Needless to say, not one of these can be accomplished quickly--if at all. But, there are two issues that Trump will have to deal with right away; our relations with China and our policy vis a vis Russia; and these thanks to his own actions (one might even say misdeeds).
So, over the past few days, I've been thinking about these two issues, and just how one might highlight them, and, of course, I reached for my pen and ink.
Trump had a phone call with Taiwan's president which, unsurprisingly, provoked a negative reaction from China. He then went on a Twitter rant, questioning the One-China policy and indicating that the way we relate to Taiwan could be used as a bargaining chip to get concessions from the Chinese. Guess what? That not only upset the Chinese even more, but ticked the Taiwanese off. They don't like to be thought of as bargaining chips. Considering the complexities of our relationship with both China and Taiwan, Trump will have some fence mending to do early in his administration.
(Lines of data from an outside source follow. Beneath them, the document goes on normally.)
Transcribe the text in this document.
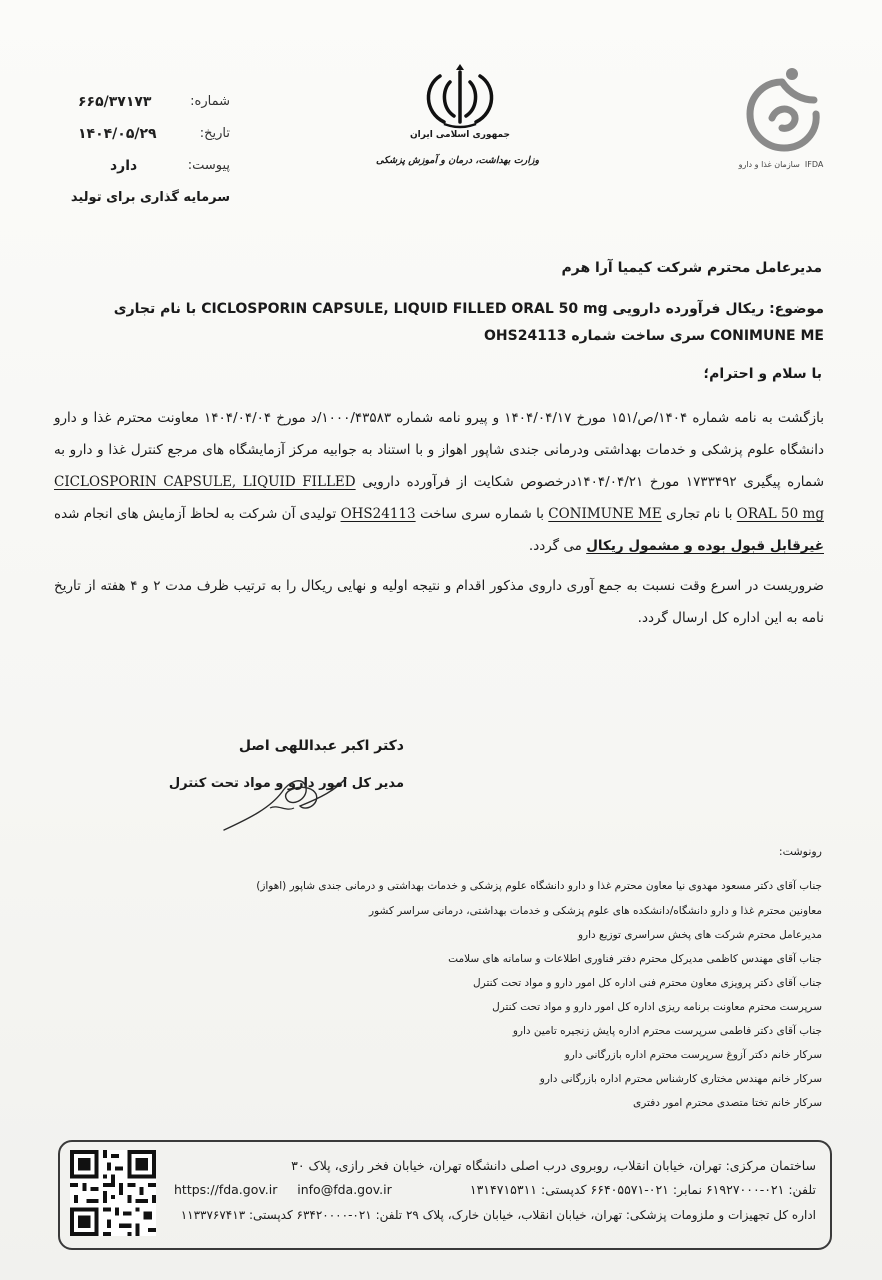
شماره:
۶۶۵/۳۷۱۷۳
تاریخ:
۱۴۰۴/۰۵/۲۹
پیوست:
دارد
سرمایه گذاری برای تولید
جمهوری اسلامی ایران
وزارت بهداشت، درمان و آموزش پزشکی	سازمان غذا و دارو IFDA
مدیرعامل محترم شرکت کیمیا آرا هرم
موضوع: ریکال فرآورده دارویی CICLOSPORIN CAPSULE, LIQUID FILLED ORAL 50 mg با نام تجاری CONIMUNE ME سری ساخت شماره OHS24113
با سلام و احترام؛
بازگشت به نامه شماره ۱۴۰۴/ص/۱۵۱ مورخ ۱۴۰۴/۰۴/۱۷ و پیرو نامه شماره ۱۰۰۰/۴۳۵۸۳/د مورخ ۱۴۰۴/۰۴/۰۴ معاونت محترم غذا و دارو دانشگاه علوم پزشکی و خدمات بهداشتی ودرمانی جندی شاپور اهواز و با استناد به جوابیه مرکز آزمایشگاه های مرجع کنترل غذا و دارو به شماره پیگیری ۱۷۳۳۴۹۲ مورخ ۱۴۰۴/۰۴/۲۱درخصوص شکایت از فرآورده دارویی CICLOSPORIN CAPSULE, LIQUID FILLED ORAL 50 mg با نام تجاری CONIMUNE ME با شماره سری ساخت OHS24113 تولیدی آن شرکت به لحاظ آزمایش های انجام شده غیرقابل قبول بوده و مشمول ریکال می گردد.
ضروریست در اسرع وقت نسبت به جمع آوری داروی مذکور اقدام و نتیجه اولیه و نهایی ریکال را به ترتیب ظرف مدت ۲ و ۴ هفته از تاریخ نامه به این اداره کل ارسال گردد.
دکتر اکبر عبداللهی اصل
مدیر کل امور دارو و مواد تحت کنترل
رونوشت:
جناب آقای دکتر مسعود مهدوی نیا معاون محترم غذا و دارو دانشگاه علوم پزشکی و خدمات بهداشتی و درمانی جندی شاپور (اهواز)
معاونین محترم غذا و دارو دانشگاه/دانشکده های علوم پزشکی و خدمات بهداشتی، درمانی سراسر کشور
مدیرعامل محترم شرکت های پخش سراسری توزیع دارو
جناب آقای مهندس کاظمی مدیرکل محترم دفتر فناوری اطلاعات و سامانه های سلامت
جناب آقای دکتر پرویزی معاون محترم فنی اداره کل امور دارو و مواد تحت کنترل
سرپرست محترم معاونت برنامه ریزی اداره کل امور دارو و مواد تحت کنترل
جناب آقای دکتر فاطمی سرپرست محترم اداره پایش زنجیره تامین دارو
سرکار خانم دکتر آزوغ سرپرست محترم اداره بازرگانی دارو
سرکار خانم مهندس مختاری کارشناس محترم اداره بازرگانی دارو
سرکار خانم تختا متصدی محترم امور دفتری
ساختمان مرکزی: تهران، خیابان انقلاب، روبروی درب اصلی دانشگاه تهران، خیابان فخر رازی، پلاک ۳۰
تلفن: ۰۲۱-۶۱۹۲۷۰۰۰ نمابر: ۰۲۱-۶۶۴۰۵۵۷۱ کدپستی: ۱۳۱۴۷۱۵۳۱۱
https://fda.gov.ir info@fda.gov.ir
اداره کل تجهیزات و ملزومات پزشکی: تهران، خیابان انقلاب، خیابان خارک، پلاک ۲۹ تلفن: ۰۲۱-۶۳۴۲۰۰۰۰ کدپستی: ۱۱۳۳۷۶۷۴۱۳
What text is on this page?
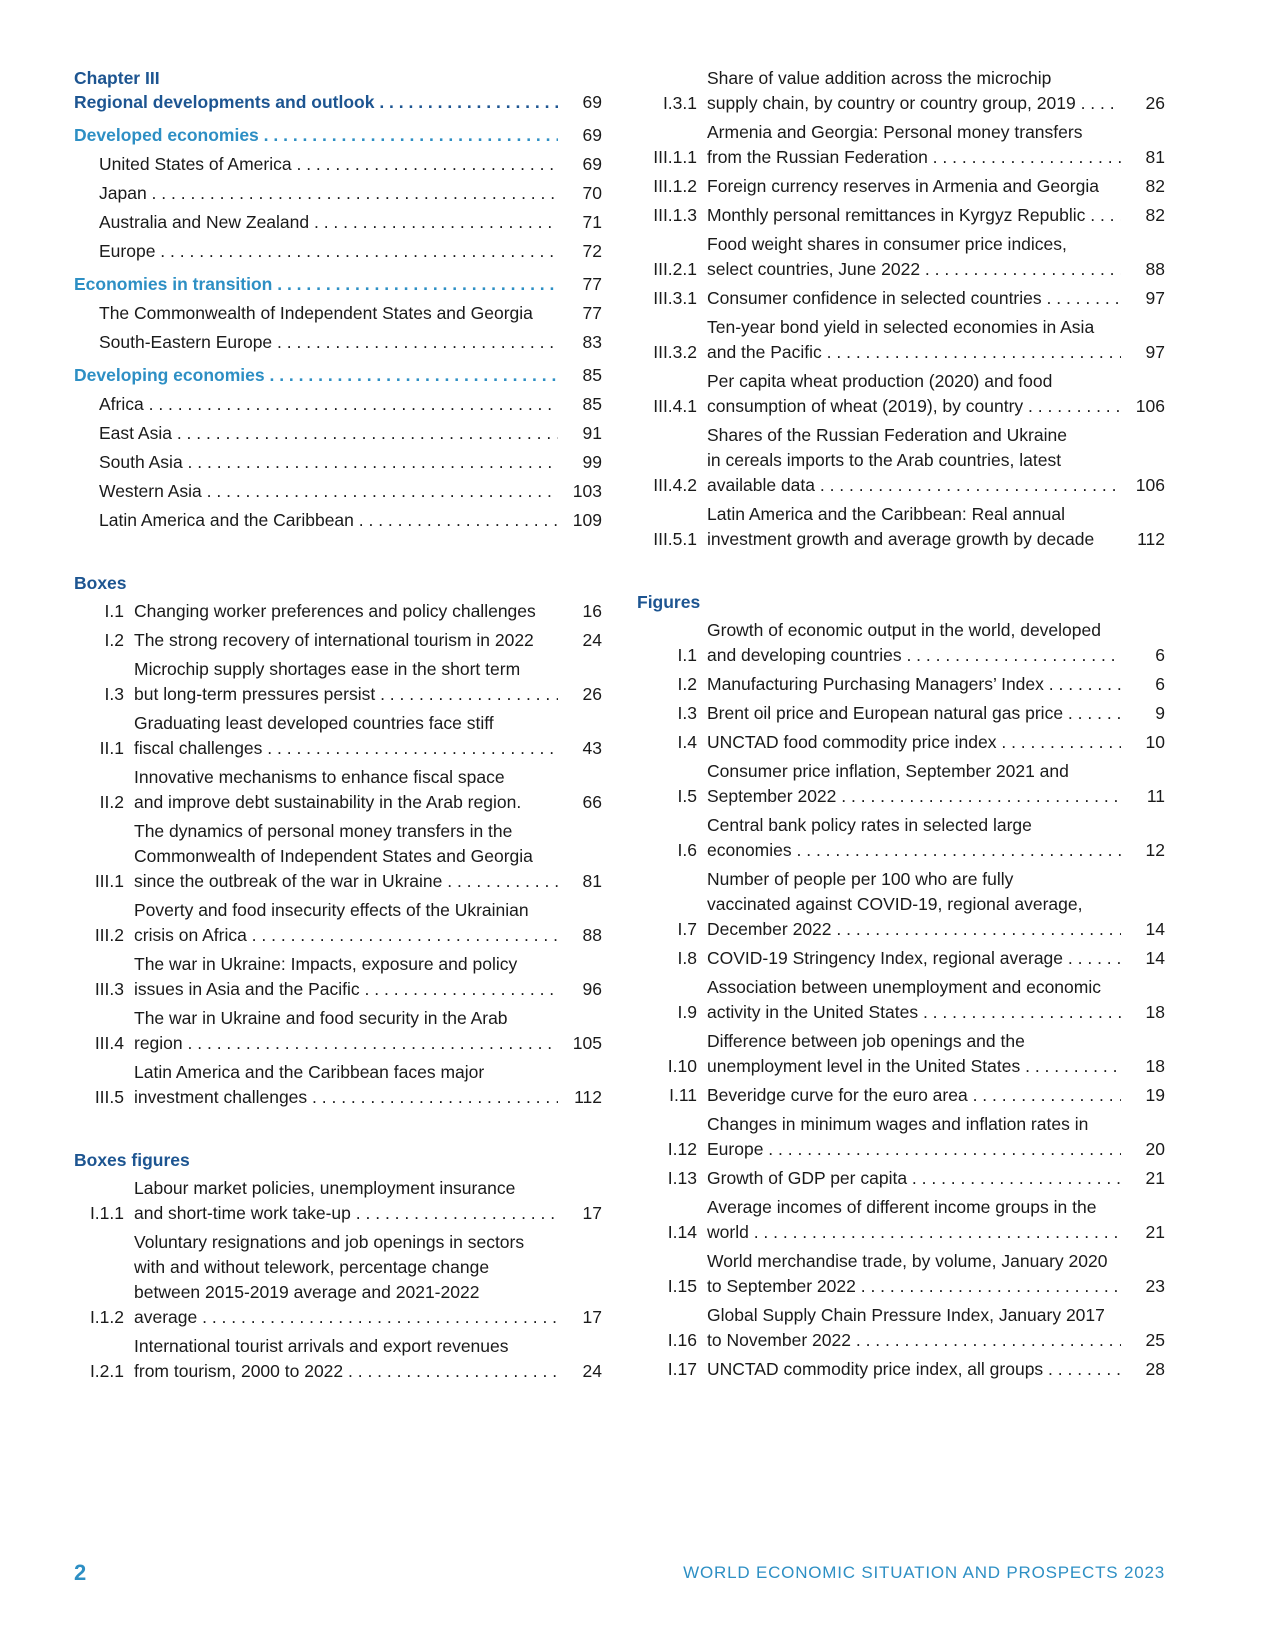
Chapter III
Regional developments and outlook . . .	69
Developed economies . . .	69
United States of America . . .	69
Japan . . .	70
Australia and New Zealand . . .	71
Europe . . .	72
Economies in transition . . .	77
The Commonwealth of Independent States and Georgia	77
South-Eastern Europe . . .	83
Developing economies . . .	85
Africa . . .	85
East Asia . . .	91
South Asia . . .	99
Western Asia . . .	103
Latin America and the Caribbean . . .	109
Boxes
I.1 Changing worker preferences and policy challenges	16
I.2 The strong recovery of international tourism in 2022	24
I.3
Microchip supply shortages ease in the short term
but long-term pressures persist . . .	26
II.1
Graduating least developed countries face stiff
fiscal challenges . . .	43
II.2
Innovative mechanisms to enhance fiscal space
and improve debt sustainability in the Arab region.	66
III.1
The dynamics of personal money transfers in the
Commonwealth of Independent States and Georgia
since the outbreak of the war in Ukraine . . .	81
III.2
Poverty and food insecurity effects of the Ukrainian
crisis on Africa . . .	88
III.3
The war in Ukraine: Impacts, exposure and policy
issues in Asia and the Pacific . . .	96
III.4
The war in Ukraine and food security in the Arab
region . . .	105
III.5
Latin America and the Caribbean faces major
investment challenges . . .	112
Boxes figures
I.1.1
Labour market policies, unemployment insurance
and short-time work take-up . . .	17
I.1.2
Voluntary resignations and job openings in sectors
with and without telework, percentage change
between 2015-2019 average and 2021-2022
average . . .	17
I.2.1
International tourist arrivals and export revenues
from tourism, 2000 to 2022 . . .	24
I.3.1
Share of value addition across the microchip
supply chain, by country or country group, 2019 . . .	26
III.1.1
Armenia and Georgia: Personal money transfers
from the Russian Federation . . .	81
III.1.2 Foreign currency reserves in Armenia and Georgia	82
III.1.3 Monthly personal remittances in Kyrgyz Republic . . .	82
III.2.1
Food weight shares in consumer price indices,
select countries, June 2022 . . .	88
III.3.1 Consumer confidence in selected countries . . .	97
III.3.2
Ten-year bond yield in selected economies in Asia
and the Pacific . . .	97
III.4.1
Per capita wheat production (2020) and food
consumption of wheat (2019), by country . . .	106
III.4.2
Shares of the Russian Federation and Ukraine
in cereals imports to the Arab countries, latest
available data . . .	106
III.5.1
Latin America and the Caribbean: Real annual
investment growth and average growth by decade	112
Figures
I.1
Growth of economic output in the world, developed
and developing countries . . .	6
I.2 Manufacturing Purchasing Managers’ Index . . .	6
I.3 Brent oil price and European natural gas price . . .	9
I.4 UNCTAD food commodity price index . . .	10
I.5
Consumer price inflation, September 2021 and
September 2022 . . .	11
I.6
Central bank policy rates in selected large
economies . . .	12
I.7
Number of people per 100 who are fully
vaccinated against COVID-19, regional average,
December 2022 . . .	14
I.8 COVID-19 Stringency Index, regional average . . .	14
I.9
Association between unemployment and economic
activity in the United States . . .	18
I.10
Difference between job openings and the
unemployment level in the United States . . .	18
I.11 Beveridge curve for the euro area . . .	19
I.12
Changes in minimum wages and inflation rates in
Europe . . .	20
I.13 Growth of GDP per capita . . .	21
I.14
Average incomes of different income groups in the
world . . .	21
I.15
World merchandise trade, by volume, January 2020
to September 2022 . . .	23
I.16
Global Supply Chain Pressure Index, January 2017
to November 2022 . . .	25
I.17 UNCTAD commodity price index, all groups . . .	28
2	WORLD ECONOMIC SITUATION AND PROSPECTS 2023
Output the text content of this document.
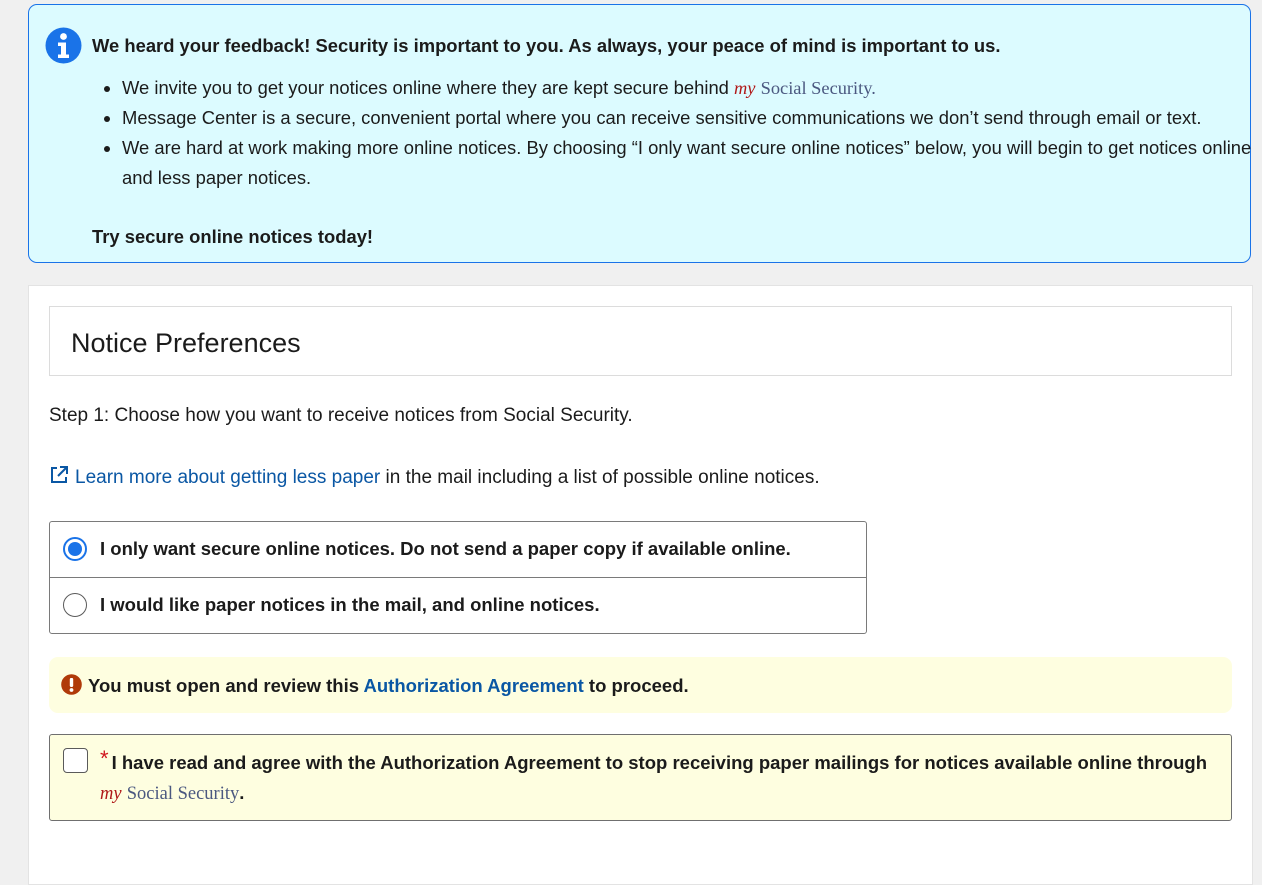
We heard your feedback! Security is important to you. As always, your peace of mind is important to us.
• We invite you to get your notices online where they are kept secure behind my Social Security.
• Message Center is a secure, convenient portal where you can receive sensitive communications we don’t send through email or text.
• We are hard at work making more online notices. By choosing “I only want secure online notices” below, you will begin to get notices online and less paper notices.
Try secure online notices today!
Notice Preferences
Step 1: Choose how you want to receive notices from Social Security.
Learn more about getting less paper in the mail including a list of possible online notices.
I only want secure online notices. Do not send a paper copy if available online.
I would like paper notices in the mail, and online notices.
You must open and review this Authorization Agreement to proceed.
* I have read and agree with the Authorization Agreement to stop receiving paper mailings for notices available online through my Social Security.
Several times during the campaign, Trump praised Russia's leader, Vladimir Putin; praise which the Russian tepidly reciprocated. Some of Trump's confidantes and nominees have uncomfortably close ties to the Russian. Now, US intelligence is saying that Russia, probably under Putin's direction, hacked the US election which helped Trump win, an assertion that Trump continues to deny (one of his minions even suggested that this was a 'false flag' operation by US intelligence to undercut his election. Needless to say, even his GOP apologists in Congress will be hard pressed to keep supporting him unless he shows that he will put American interests first in dealing with Russia.
Oh, and lest I forget, his attacks on the intelligence community, and his aversion to intelligence briefings (because he's so 'smart') don't bode well for harmony in the coming four years.